Which is not to say that Buzzfeed and Gawker (or any of their many peers, rivals, and other frenemies) will be forgotten, or memory-holed as unfortunate pit-stops on the highway to a 21st century media future. But I also don’t think that Gawker will be remembered specifically for its journalistic fearlessness, or Buzzfeed for its lasting stylistic innovations. Most of the stuff about distribution and business models will be of interest only to media-studies academics. Buzzfeed and Gawker will be remembered in future movies and TV shows and novels as more than anything as symbols of a more-or-less lost decade, a privacy-flouting, social media-friendly ten years--the media equivalent of creative directors in raw denim, gingham shirts, and skinny ties.
Great piece! Weird to think I've been in this industry for this long.
One thing I'd add is the labor aspect: part of the reason all these sites became unprofitable is because they actually had to PAY people for content. Now that TikTok, YouTube, et al have figured out they can cut out the middle man of news/entertainment sites by having people do those things on their platforms for free (with the hope of one day being sponsored by an underwear company or whatever), there's no need for actual W-2 labor. :(
Great post. I tweeted this when Quinn said his thing … then I deleted it because I didn’t want to seem churlish … so now it’s going to be an over-long blog comment, which definitely isn’t a churlish medium … but how much do you think the alleged lack of recent nostalgia/“decade thinking” is due to a lack of clear names for the decades themselves? As in, it wasn’t obvious what to call the two decades from 2000 to 2020 until recently, and even then the ‘accepted’ name for each decade has changed a few times.
In America at least we’ve kept changing what we call the 2000s. During the decade itself, we called it the ‘two-thousands,’ iirc, but then after 2010, that didn’t really work anymore — it wasn’t clear if you were talking about the previous decade or the entire 21st century. So sometime later we settled on the Aughts (or just “the Bush years”) and now Zoomers also talk about y2k, I guess. Meanwhile the British call them the ‘Noughties,’ which is horrible.

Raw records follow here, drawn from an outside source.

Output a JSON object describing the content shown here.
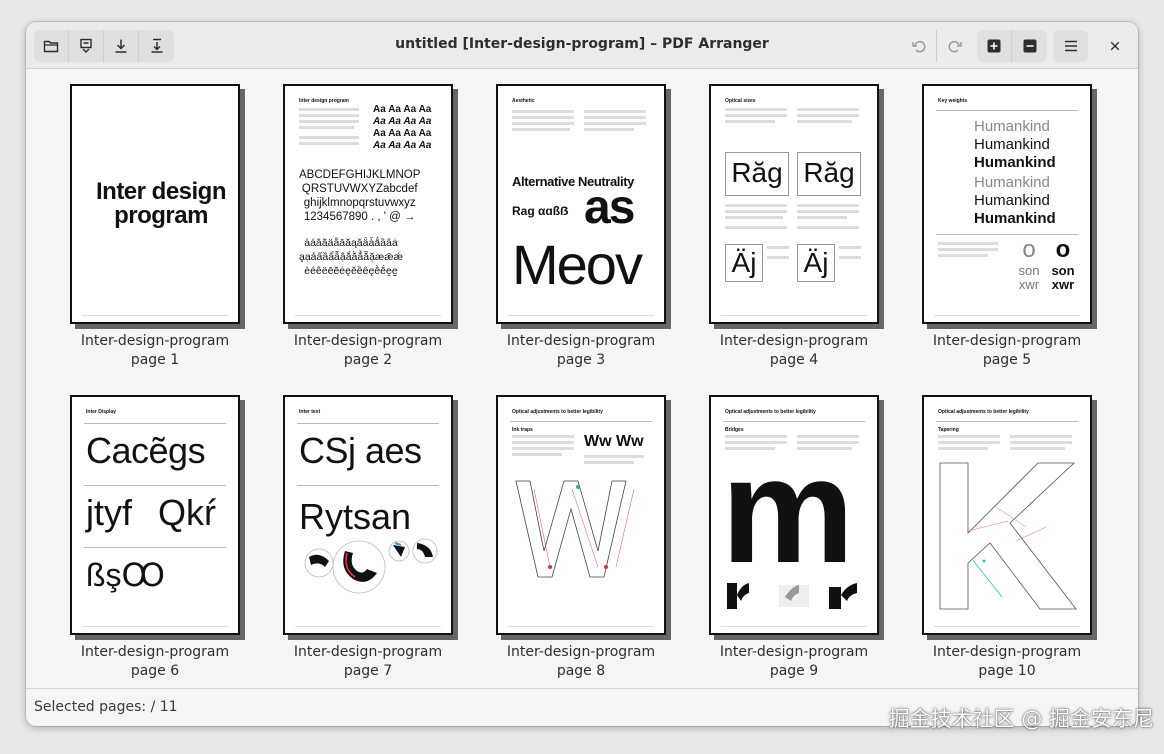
{
  "window": {
    "title": "untitled [Inter-design-program] – PDF Arranger"
  },
  "toolbar": {
    "left_icons": [
      "open-folder-icon",
      "import-icon",
      "save-icon",
      "save-as-icon"
    ],
    "history_icons": [
      "undo-icon",
      "redo-icon"
    ],
    "zoom_icons": [
      "zoom-in-icon",
      "zoom-out-icon"
    ],
    "menu_icon": "hamburger-menu-icon",
    "close_icon": "close-icon"
  },
  "pages": [
    {
      "name": "Inter-design-program",
      "label": "page 1"
    },
    {
      "name": "Inter-design-program",
      "label": "page 2"
    },
    {
      "name": "Inter-design-program",
      "label": "page 3"
    },
    {
      "name": "Inter-design-program",
      "label": "page 4"
    },
    {
      "name": "Inter-design-program",
      "label": "page 5"
    },
    {
      "name": "Inter-design-program",
      "label": "page 6"
    },
    {
      "name": "Inter-design-program",
      "label": "page 7"
    },
    {
      "name": "Inter-design-program",
      "label": "page 8"
    },
    {
      "name": "Inter-design-program",
      "label": "page 9"
    },
    {
      "name": "Inter-design-program",
      "label": "page 10"
    }
  ],
  "thumbs": {
    "p1": {
      "title": "Inter design program"
    },
    "p2": {
      "heading": "Inter design program",
      "aa": "Aa Aa Aa Aa",
      "alpha1": "ABCDEFGHIJKLMNOP",
      "alpha2": "QRSTUVWXYZabcdef",
      "alpha3": "ghijklmnopqrstuvwxyz",
      "alpha4": "1234567890 . , ' @ →",
      "accents1": "àáâãäåāăąǎǟǡǻȁȃȧ",
      "accents2": "ḁạảấầẩẫậắằẳẵặæǣǽ",
      "accents3": "èéêëēĕėęěȅȇȩḕḗḙḛ"
    },
    "p3": {
      "heading": "Aesthetic",
      "big": "Alternative Neutrality",
      "rag": "Rag αɑßẞ",
      "as": "as",
      "meow": "Meov"
    },
    "p4": {
      "heading": "Optical sizes",
      "rag1": "Răg",
      "rag2": "Răg",
      "aj1": "Äj",
      "aj2": "Äj"
    },
    "p5": {
      "heading": "Key weights",
      "hk": "Humankind",
      "o1": "o",
      "o2": "o",
      "son1": "son",
      "son2": "son",
      "xwr1": "xwr",
      "xwr2": "xwr"
    },
    "p6": {
      "heading": "Inter Display",
      "cacegs": "Cacẽgs",
      "jtyf": "jtyf",
      "qkr": "Qkŕ",
      "bsc": "ßşꝎ"
    },
    "p7": {
      "heading": "Inter text",
      "csj": "CSj aes",
      "rytsan": "Rytsan"
    },
    "p8": {
      "heading": "Optical adjustments to better legibility",
      "sub": "Ink traps",
      "ww": "Ww Ww"
    },
    "p9": {
      "heading": "Optical adjustments to better legibility",
      "sub": "Bridges",
      "m": "m"
    },
    "p10": {
      "heading": "Optical adjustments to better legibility",
      "sub": "Tapering"
    }
  },
  "status": {
    "selected_label": "Selected pages:",
    "selected_value": "/ 11"
  },
  "watermark": "掘金技术社区 @ 掘金安东尼"
}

Then the 2010s were unsettled too. We didn’t standardize on ‘the twenty-teens’ as a name until like 2014 or 2015, I feel like — during the few years before that, if you referred to the ‘teens,’ it wasn’t clear if you were talking about the present or the future, literally because the years 2010, 2011, 2012 did not end in ‘teen.’ (Around then, we also went from saying the names of years as ‘two-thousand-eleven’ to ‘twenty-eleven,’ too … this has been totally forgotten … I don’t have a theory about it.) So it wasn’t until 2017 or later that you could refer clearly and unambiguously to ‘the 2000s’ and ‘the 2010s.’
If this is true, then the return of the '20s would seem to decisively resolve the problem, but between Covid and US-China and everything else, 2020 is such a clear break in history anyway that there’s not gonna be a way to isolate the variable.
Last thought but I do wonder if this lack of clear '00s and '10s decadal names is a persistent trait of the English language, and not anything inherently wrong with our century. So instead countries tend to generate names for that part of the century — so you get the Regency era in the UK for the beginning of the 19th century or ‘the Era of Good Feelings’ in America. And thinking back to AP US History or whatever, didn’t it feel like the period from 1900 to 1914 was a little undifferentiated, just one big boring ‘Progressive Era,’ at least until we got to WWI, then it was 1920 and we were off to the decadal races? Anyway thanks again Max I’ll take my answer off the air.